DH Challenge Philippe Gilbert L’ancien pro a disputé le Tour du Portugal, où les températures ont atteint 45 degrés

Il fait moins chaud, en Belgique, cette semaine. Ce qui n’est pas pour déplaire à Olivier Pardini. "Même si j’ai presque froid", sourit le coureur de la formation continentale Differdange-Losch. Il revient en effet d’un Tour du Portugal qui s’est déroulé sous des températures très élevées.

"C’était vraiment la fournaise, témoigne l’ancien pro. On savait que cela allait être chaud, mais pas à ce point-là ! Rouler quand il fait 45 degrés, ce n’est jamais évident."

Avec ces fortes chaleurs, les pompiers portugais ont même été appelés en urgence pour… arroser le peloton. "Et je peux vous dire que cela faisait vraiment du bien, continue Olivier Pardini. Ils étaient à plusieurs endroits, ces pompiers. Et quand nous passions près d’eux, le peloton avait tendance à ralentir, pour bien en profiter. Pour bien se faire asperger ! Avec une telle chaleur, il fallait aussi souvent changer de bidons… Après un quart d’heure, ils étaient chauds."

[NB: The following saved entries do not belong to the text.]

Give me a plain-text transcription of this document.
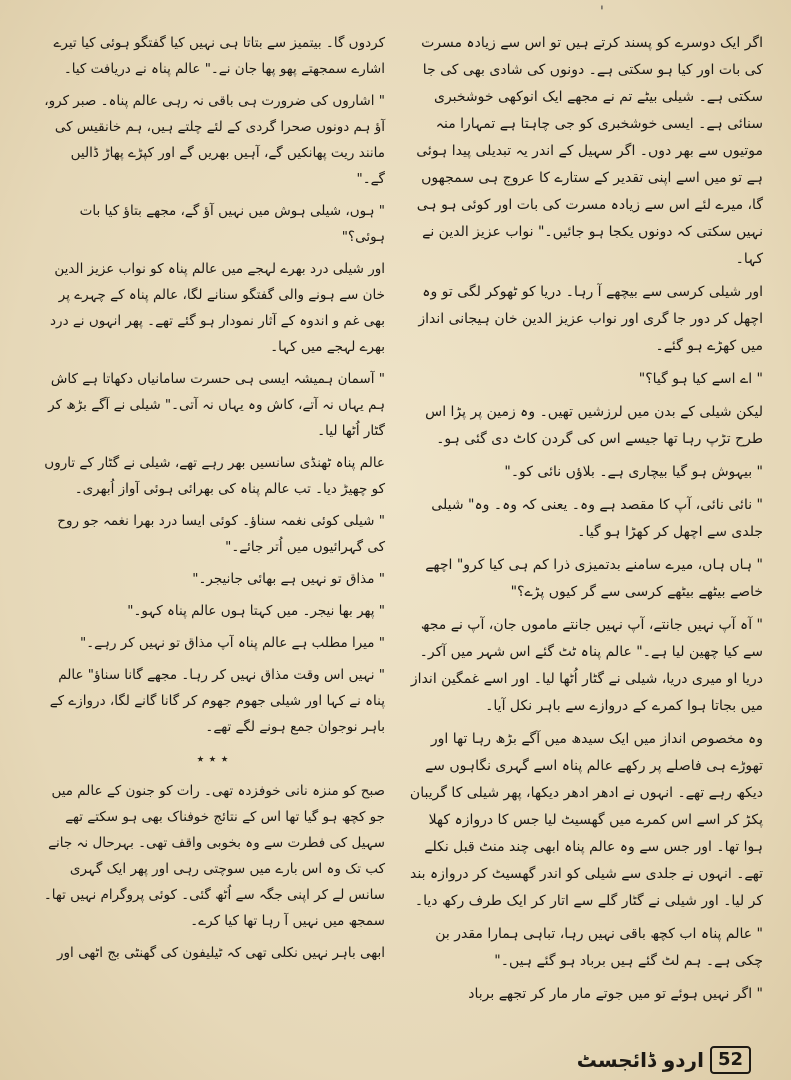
'

اگر ایک دوسرے کو پسند کرتے ہیں تو اس سے زیادہ مسرت کی بات اور کیا ہو سکتی ہے۔ دونوں کی شادی بھی کی جا سکتی ہے۔ شیلی بیٹے تم نے مجھے ایک انوکھی خوشخبری سنائی ہے۔ ایسی خوشخبری کو جی چاہتا ہے تمہارا منہ موتیوں سے بھر دوں۔ اگر سہیل کے اندر یہ تبدیلی پیدا ہوئی ہے تو میں اسے اپنی تقدیر کے ستارے کا عروج ہی سمجھوں گا، میرے لئے اس سے زیادہ مسرت کی بات اور کوئی ہو ہی نہیں سکتی کہ دونوں یکجا ہو جائیں۔" نواب عزیز الدین نے کہا۔

اور شیلی کرسی سے بیچھے آ رہا۔ دریا کو ٹھوکر لگی تو وہ اچھل کر دور جا گری اور نواب عزیز الدین خان ہیجانی انداز میں کھڑے ہو گئے۔

" اے اسے کیا ہو گیا؟"

لیکن شیلی کے بدن میں لرزشیں تھیں۔ وہ زمین پر پڑا اس طرح تڑپ رہا تھا جیسے اس کی گردن کاٹ دی گئی ہو۔

" بیہوش ہو گیا بیچاری ہے۔ بلاؤں نائی کو۔"

" نائی نائی، آپ کا مقصد ہے وہ۔ یعنی کہ وہ۔ وہ" شیلی جلدی سے اچھل کر کھڑا ہو گیا۔

" ہاں ہاں، میرے سامنے بدتمیزی ذرا کم ہی کیا کرو" اچھے خاصے بیٹھے بیٹھے کرسی سے گر کیوں پڑے؟"

" آہ آپ نہیں جانتے، آپ نہیں جانتے ماموں جان، آپ نے مجھ سے کیا چھین لیا ہے۔" عالم پناہ ٹٹ گئے اس شہر میں آکر۔ دریا او میری دریا، شیلی نے گٹار اُٹھا لیا۔ اور اسے غمگین انداز میں بجاتا ہوا کمرے کے دروازے سے باہر نکل آیا۔

وہ مخصوص انداز میں ایک سیدھ میں آگے بڑھ رہا تھا اور تھوڑے ہی فاصلے پر رکھے عالم پناہ اسے گہری نگاہوں سے دیکھ رہے تھے۔ انہوں نے ادھر ادھر دیکھا، پھر شیلی کا گریبان پکڑ کر اسے اس کمرے میں گھسیٹ لیا جس کا دروازہ کھلا ہوا تھا۔ اور جس سے وہ عالم پناہ ابھی چند منٹ قبل نکلے تھے۔ انہوں نے جلدی سے شیلی کو اندر گھسیٹ کر دروازہ بند کر لیا۔ اور شیلی نے گٹار گلے سے اتار کر ایک طرف رکھ دیا۔

" عالم پناہ اب کچھ باقی نہیں رہا، تباہی ہمارا مقدر بن چکی ہے۔ ہم لٹ گئے ہیں برباد ہو گئے ہیں۔"

" اگر نہیں ہوئے تو میں جوتے مار مار کر تجھے برباد

کردوں گا۔ بیتمیز سے بتاتا ہی نہیں کیا گفتگو ہوئی کیا تیرے اشارے سمجھتے پھو پھا جان نے۔" عالم پناہ نے دریافت کیا۔

" اشاروں کی ضرورت ہی باقی نہ رہی عالم پناہ۔ صبر کرو، آؤ ہم دونوں صحرا گردی کے لئے چلتے ہیں، ہم خانقیس کی مانند ریت پھانکیں گے، آہیں بھریں گے اور کپڑے پھاڑ ڈالیں گے۔"

" ہوں، شیلی ہوش میں نہیں آؤ گے، مجھے بتاؤ کیا بات ہوئی؟"

اور شیلی درد بھرے لہجے میں عالم پناہ کو نواب عزیز الدین خان سے ہونے والی گفتگو سنانے لگا، عالم پناہ کے چہرے پر بھی غم و اندوہ کے آثار نمودار ہو گئے تھے۔ پھر انہوں نے درد بھرے لہجے میں کہا۔

" آسمان ہمیشہ ایسی ہی حسرت سامانیاں دکھاتا ہے کاش ہم یہاں نہ آتے، کاش وہ یہاں نہ آتی۔" شیلی نے آگے بڑھ کر گٹار اُٹھا لیا۔

عالم پناہ ٹھنڈی سانسیں بھر رہے تھے، شیلی نے گٹار کے تاروں کو چھیڑ دیا۔ تب عالم پناہ کی بھرائی ہوئی آواز اُبھری۔

" شیلی کوئی نغمہ سناؤ۔ کوئی ایسا درد بھرا نغمہ جو روح کی گہرائیوں میں اُتر جائے۔"

" مذاق تو نہیں ہے بھائی جانیجر۔"

" پھر بھا نیجر۔ میں کہتا ہوں عالم پناہ کہو۔"

" میرا مطلب ہے عالم پناہ آپ مذاق تو نہیں کر رہے۔"

" نہیں اس وقت مذاق نہیں کر رہا۔ مجھے گانا سناؤ" عالم پناہ نے کہا اور شیلی جھوم جھوم کر گانا گانے لگا، دروازے کے باہر نوجوان جمع ہونے لگے تھے۔

٭ ٭ ٭

صبح کو منزہ نانی خوفزدہ تھی۔ رات کو جنون کے عالم میں جو کچھ ہو گیا تھا اس کے نتائج خوفناک بھی ہو سکتے تھے سہیل کی فطرت سے وہ بخوبی واقف تھی۔ بہرحال نہ جانے کب تک وہ اس بارے میں سوچتی رہی اور پھر ایک گہری سانس لے کر اپنی جگہ سے اُٹھ گئی۔ کوئی پروگرام نہیں تھا۔ سمجھ میں نہیں آ رہا تھا کیا کرے۔

ابھی باہر نہیں نکلی تھی کہ ٹیلیفون کی گھنٹی بج اٹھی اور

52
اردو ڈائجسٹ
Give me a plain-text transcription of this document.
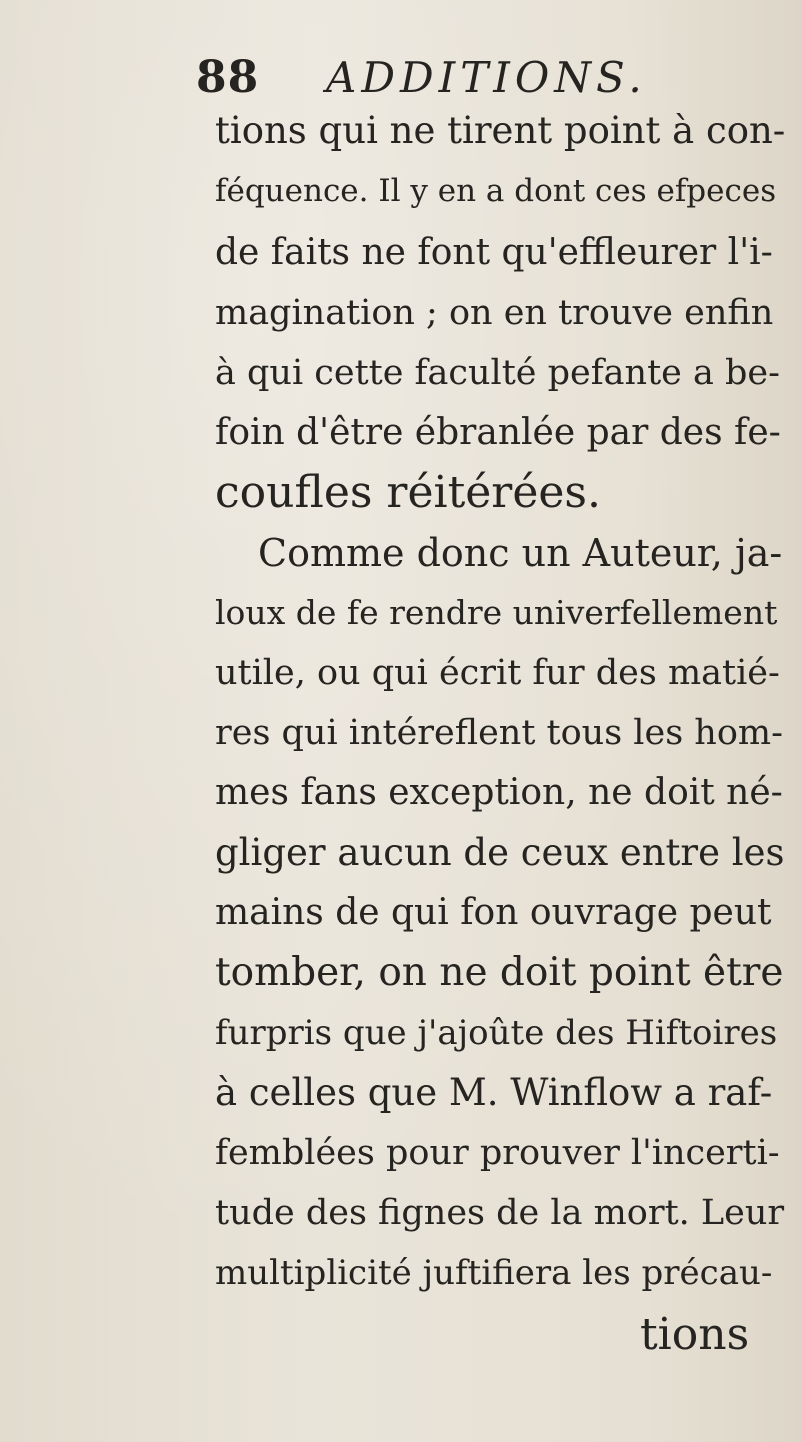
88 ADDITIONS.
tions qui ne tirent point à con-
féquence. Il y en a dont ces efpeces
de faits ne font qu'effleurer l'i-
magination ; on en trouve enfin
à qui cette faculté pefante a be-
foin d'être ébranlée par des fe-
coufles réitérées.
Comme donc un Auteur, ja-
loux de fe rendre univerfellement
utile, ou qui écrit fur des matié-
res qui intéreflent tous les hom-
mes fans exception, ne doit né-
gliger aucun de ceux entre les
mains de qui fon ouvrage peut
tomber, on ne doit point être
furpris que j'ajoûte des Hiftoires
à celles que M. Winflow a raf-
femblées pour prouver l'incerti-
tude des fignes de la mort. Leur
multiplicité juftifiera les précau-
tions
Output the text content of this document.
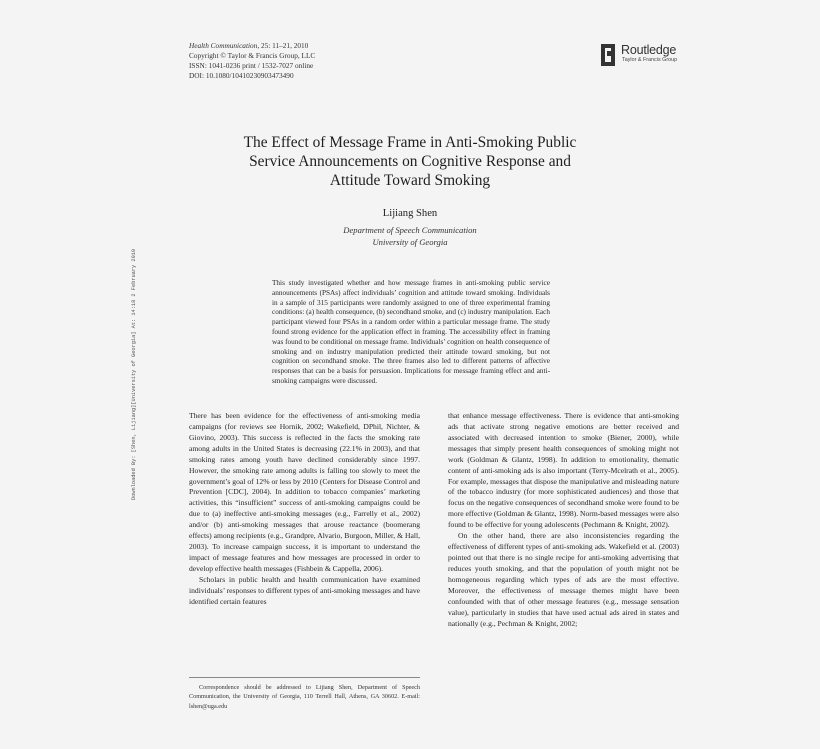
Health Communication, 25: 11–21, 2010
Copyright © Taylor & Francis Group, LLC
ISSN: 1041-0236 print / 1532-7027 online
DOI: 10.1080/10410230903473490
Routledge
Taylor & Francis Group
Downloaded By: [Shen, Lijiang][University of Georgia] At: 14:18 2 February 2010
The Effect of Message Frame in Anti-Smoking Public
Service Announcements on Cognitive Response and
Attitude Toward Smoking
Lijiang Shen
Department of Speech Communication
University of Georgia
This study investigated whether and how message frames in anti-smoking public service announcements (PSAs) affect individuals’ cognition and attitude toward smoking. Individuals in a sample of 315 participants were randomly assigned to one of three experimental framing conditions: (a) health consequence, (b) secondhand smoke, and (c) industry manipulation. Each participant viewed four PSAs in a random order within a particular message frame. The study found strong evidence for the application effect in framing. The accessibility effect in framing was found to be conditional on message frame. Individuals’ cognition on health consequence of smoking and on industry manipulation predicted their attitude toward smoking, but not cognition on secondhand smoke. The three frames also led to different patterns of affective responses that can be a basis for persuasion. Implications for message framing effect and anti-smoking campaigns were discussed.

There has been evidence for the effectiveness of anti-smoking media campaigns (for reviews see Hornik, 2002; Wakefield, DPhil, Nichter, & Giovino, 2003). This success is reflected in the facts the smoking rate among adults in the United States is decreasing (22.1% in 2003), and that smoking rates among youth have declined considerably since 1997. However, the smoking rate among adults is falling too slowly to meet the government’s goal of 12% or less by 2010 (Centers for Disease Control and Prevention [CDC], 2004). In addition to tobacco companies’ marketing activities, this “insufficient” success of anti-smoking campaigns could be due to (a) ineffective anti-smoking messages (e.g., Farrelly et al., 2002) and/or (b) anti-smoking messages that arouse reactance (boomerang effects) among recipients (e.g., Grandpre, Alvario, Burgoon, Miller, & Hall, 2003). To increase campaign success, it is important to understand the impact of message features and how messages are processed in order to develop effective health messages (Fishbein & Cappella, 2006).

Scholars in public health and health communication have examined individuals’ responses to different types of anti-smoking messages and have identified certain features

that enhance message effectiveness. There is evidence that anti-smoking ads that activate strong negative emotions are better received and associated with decreased intention to smoke (Biener, 2000), while messages that simply present health consequences of smoking might not work (Goldman & Glantz, 1998). In addition to emotionality, thematic content of anti-smoking ads is also important (Terry-Mcelrath et al., 2005). For example, messages that dispose the manipulative and misleading nature of the tobacco industry (for more sophisticated audiences) and those that focus on the negative consequences of secondhand smoke were found to be more effective (Goldman & Glantz, 1998). Norm-based messages were also found to be effective for young adolescents (Pechmann & Knight, 2002).

On the other hand, there are also inconsistencies regarding the effectiveness of different types of anti-smoking ads. Wakefield et al. (2003) pointed out that there is no single recipe for anti-smoking advertising that reduces youth smoking, and that the population of youth might not be homogeneous regarding which types of ads are the most effective. Moreover, the effectiveness of message themes might have been confounded with that of other message features (e.g., message sensation value), particularly in studies that have used actual ads aired in states and nationally (e.g., Pechman & Knight, 2002;

Correspondence should be addressed to Lijiang Shen, Department of Speech Communication, the University of Georgia, 110 Terrell Hall, Athens, GA 30602. E-mail: lshen@uga.edu
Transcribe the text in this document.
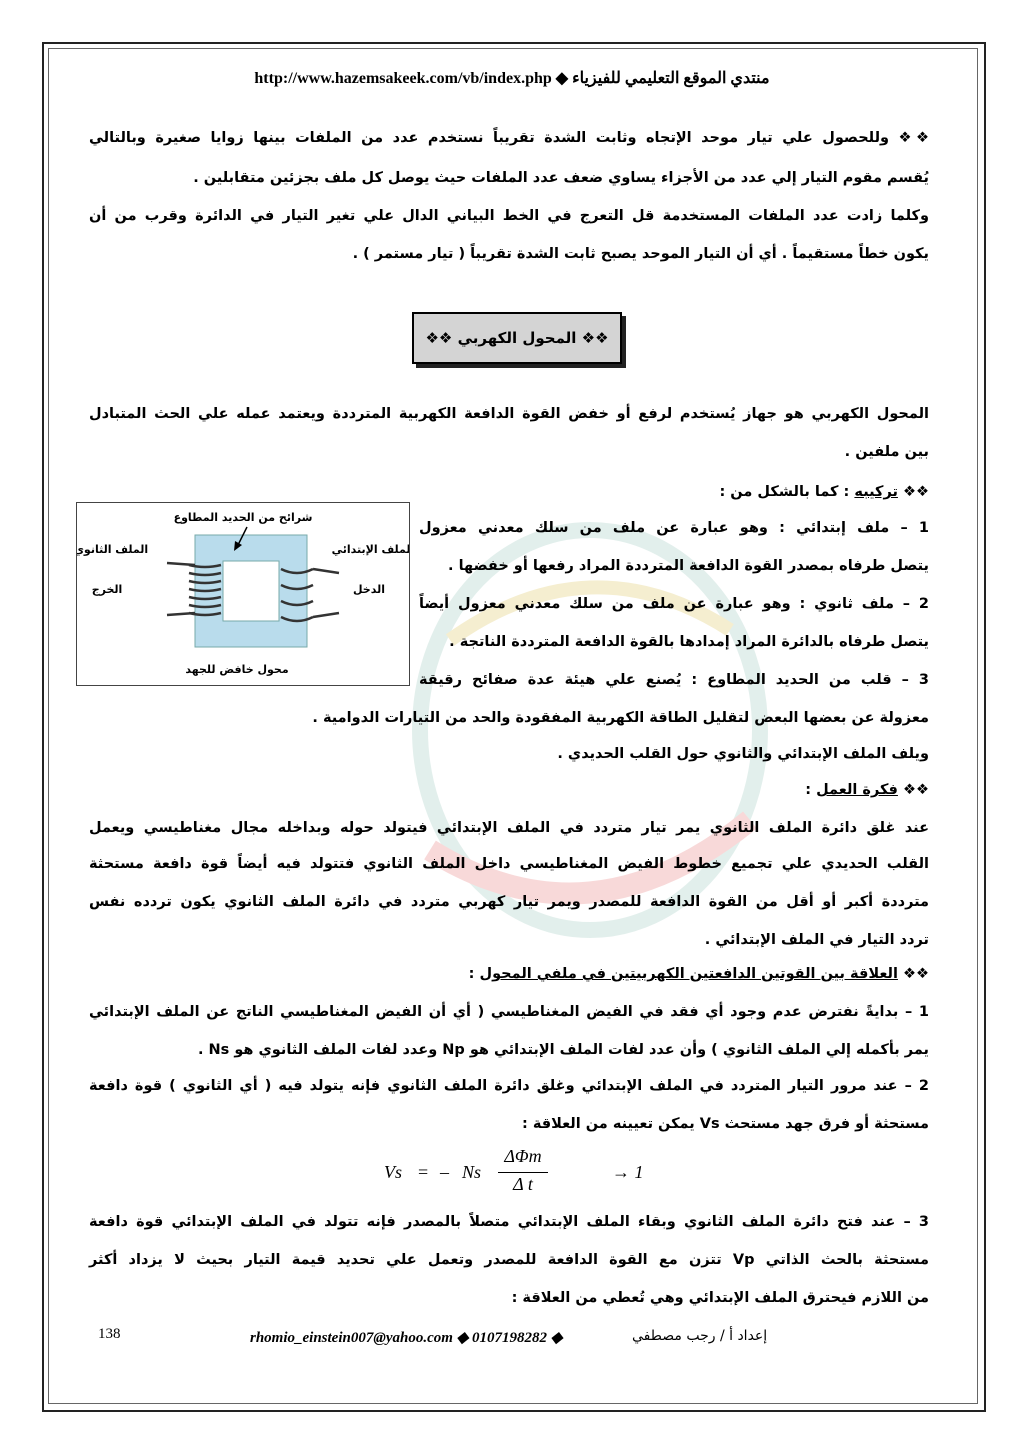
http://www.hazemsakeek.com/vb/index.php ◆ منتدي الموقع التعليمي للفيزياء
❖❖ وللحصول علي تيار موحد الإتجاه وثابت الشدة تقريباً نستخدم عدد من الملفات بينها زوايا صغيرة وبالتالي
يُقسم مقوم التيار إلي عدد من الأجزاء يساوي ضعف عدد الملفات حيث يوصل كل ملف بجزئين متقابلين .
وكلما زادت عدد الملفات المستخدمة قل التعرج في الخط البياني الدال علي تغير التيار في الدائرة وقرب من أن
يكون خطاً مستقيماً . أي أن التيار الموحد يصبح ثابت الشدة تقريباً ( تيار مستمر ) .
❖❖ المحول الكهربي ❖❖
المحول الكهربي هو جهاز يُستخدم لرفع أو خفض القوة الدافعة الكهربية المترددة ويعتمد عمله علي الحث المتبادل
بين ملفين .
❖❖ تركيبه : كما بالشكل من :
1 – ملف إبتدائي : وهو عبارة عن ملف من سلك معدني معزول
يتصل طرفاه بمصدر القوة الدافعة المترددة المراد رفعها أو خفضها .
2 – ملف ثانوي : وهو عبارة عن ملف من سلك معدني معزول أيضاً
يتصل طرفاه بالدائرة المراد إمدادها بالقوة الدافعة المترددة الناتجة .
3 – قلب من الحديد المطاوع : يُصنع علي هيئة عدة صفائح رقيقة
معزولة عن بعضها البعض لتقليل الطاقة الكهربية المفقودة والحد من التيارات الدوامية .
ويلف الملف الإبتدائي والثانوي حول القلب الحديدي .
شرائح من الحديد المطاوع
الملف الإبتدائي
الملف الثانوي
الدخل
الخرج
محول خافض للجهد
❖❖ فكرة العمل :
عند غلق دائرة الملف الثانوي يمر تيار متردد في الملف الإبتدائي فيتولد حوله وبداخله مجال مغناطيسي ويعمل
القلب الحديدي علي تجميع خطوط الفيض المغناطيسي داخل الملف الثانوي فتتولد فيه أيضاً قوة دافعة مستحثة
مترددة أكبر أو أقل من القوة الدافعة للمصدر ويمر تيار كهربي متردد في دائرة الملف الثانوي يكون تردده نفس
تردد التيار في الملف الإبتدائي .
❖❖ العلاقة بين القوتين الدافعتين الكهربيتين في ملفي المحول :
1 – بدايةً نفترض عدم وجود أي فقد في الفيض المغناطيسي ( أي أن الفيض المغناطيسي الناتج عن الملف الإبتدائي
يمر بأكمله إلي الملف الثانوي ) وأن عدد لفات الملف الإبتدائي هو Np وعدد لفات الملف الثانوي هو Ns .
2 – عند مرور التيار المتردد في الملف الإبتدائي وغلق دائرة الملف الثانوي فإنه يتولد فيه ( أي الثانوي ) قوة دافعة
مستحثة أو فرق جهد مستحث Vs يمكن تعيينه من العلاقة :
Vs = – Ns
ΔΦm
Δ t
→ 1
3 – عند فتح دائرة الملف الثانوي وبقاء الملف الإبتدائي متصلاً بالمصدر فإنه تتولد في الملف الإبتدائي قوة دافعة
مستحثة بالحث الذاتي Vp تتزن مع القوة الدافعة للمصدر وتعمل علي تحديد قيمة التيار بحيث لا يزداد أكثر
من اللازم فيحترق الملف الإبتدائي وهي تُعطي من العلاقة :
138	rhomio_einstein007@yahoo.com ◆ 0107198282 ◆	إعداد أ / رجب مصطفي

La suite de l’épreuve ne s’est pas bien déroulée pour le Liégeois. "J’ai souffert d’une insolation et de déshydration, décrit-il. J’urinais du sang… Le médecin a préféré que je ne continue pas. Et j’ai été mis sous antibiotiques." Avait-il déjà couru dans de telles conditions ? "Une fois, au Championnat d’Europe espoirs, à Sofia, se rappelle-t-il. Mais là, c’était vraiment tous les jours. Et pas évident : on restait au frais à l’hôtel, mais il fallait aussi être vigilant, ne pas attraper froid avec la climatisation. C’est dommage d’avoir fait ce Tour du Portugal dans ces conditions car c’était une superbe organisation. Une des plus belles courses que j’ai disputées. "

Sa rentrée est prévue au GP des Marbriers le 21 août. Une épreuve de classe 2 qui peut lui convenir.